Moreover, an object of the present invention is providing a system for economically evaluating real estates implementing the above process.

The above and other objects and advantages of the invention, as will result from the following description, are obtained with a process for economically evaluating real estates as claimed in claim 1.

Moreover, the above and other objects of the invention are obtained with a system for economically evaluating real estates as claimed in claim 12.

Preferred embodiments and non-trivial variations of the present invention are the subject matter of the dependent claims.

It is intended, that all enclosed claims are an integral part of the present specification.

It will be immediately obvious that numerous variations and modifications (for example related to shape, sizes, arrangements and parts with equivalent functionality) could be made to what is described, without departing from the scope of the invention as appears from the enclosed claims.

The present invention will be better described by some preferred embodiments thereof, provided as a non-limiting example, with reference to the enclosed drawings, in which:

Figure 1 shows a flow diagram related to a step of a preferred embodiment of the process according to the present invention;

- Figure 2 shows a flow diagram related to another step of a preferred embodiment of the process according to the present invention;

Figure 3 shows an example image related to a computing step of the process according to the present invention;

Figure 4 shows a block diagram that schematically shows a preferred embodiment of the system according to the present invention.
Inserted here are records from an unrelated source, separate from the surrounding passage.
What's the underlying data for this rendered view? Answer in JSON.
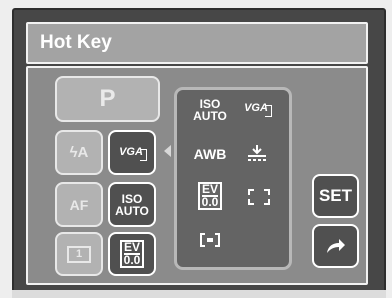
{
  "window": {
    "title": "Hot Key"
  },
  "left_buttons": {
    "mode": "P",
    "flash": "ϟA",
    "af": "AF",
    "drive": "1"
  },
  "right_buttons": {
    "vga": "VGA",
    "iso_top": "ISO",
    "iso_bottom": "AUTO",
    "ev_top": "EV",
    "ev_bottom": "0.0"
  },
  "sub_panel": {
    "iso_top": "ISO",
    "iso_bottom": "AUTO",
    "vga": "VGA",
    "awb": "AWB",
    "ev_top": "EV",
    "ev_bottom": "0.0"
  },
  "side_buttons": {
    "set": "SET",
    "next_icon": "share-arrow-icon"
  }
}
In general, as can be seen herein below in more detail, the process according to the present invention provides for the aggregation of real estate evaluations and sales-purchases performed by professionals in the real estate market in a certain period of time and in a specific geographical surrounding, with the objective ot determining the market value of a particular zone and, when possible, of a particular street, square, etc.

Therefore, with reference to Figures 1 to 3, it is possible to note that the process for economically evaluating real estates according to the present invention comprises:

- at least one first batch step Fl for pre-processing data present on at least one database of real estates for providing pre-processed data adapted to be used in a following step of on-line computing an economic value of at least one certain real estate;

at least one second on-line step F2 for computing and providing, preferably through a Web Service (WS) to at least one caller application, an evaluation of the mean economic value of at least one of such real estates in a certain geographic zone depending on such pre-processed data; and

alternatively, a third step adapted to determine and locate homogeneous geographic areas, for example through known processes of Geographic Space Cluster, through which it is possible to select at least one sample comprising only real estates comparable and pertaining to the above certain real estate and define value interpolation bands, or a third step of using predefined homogeneous zones..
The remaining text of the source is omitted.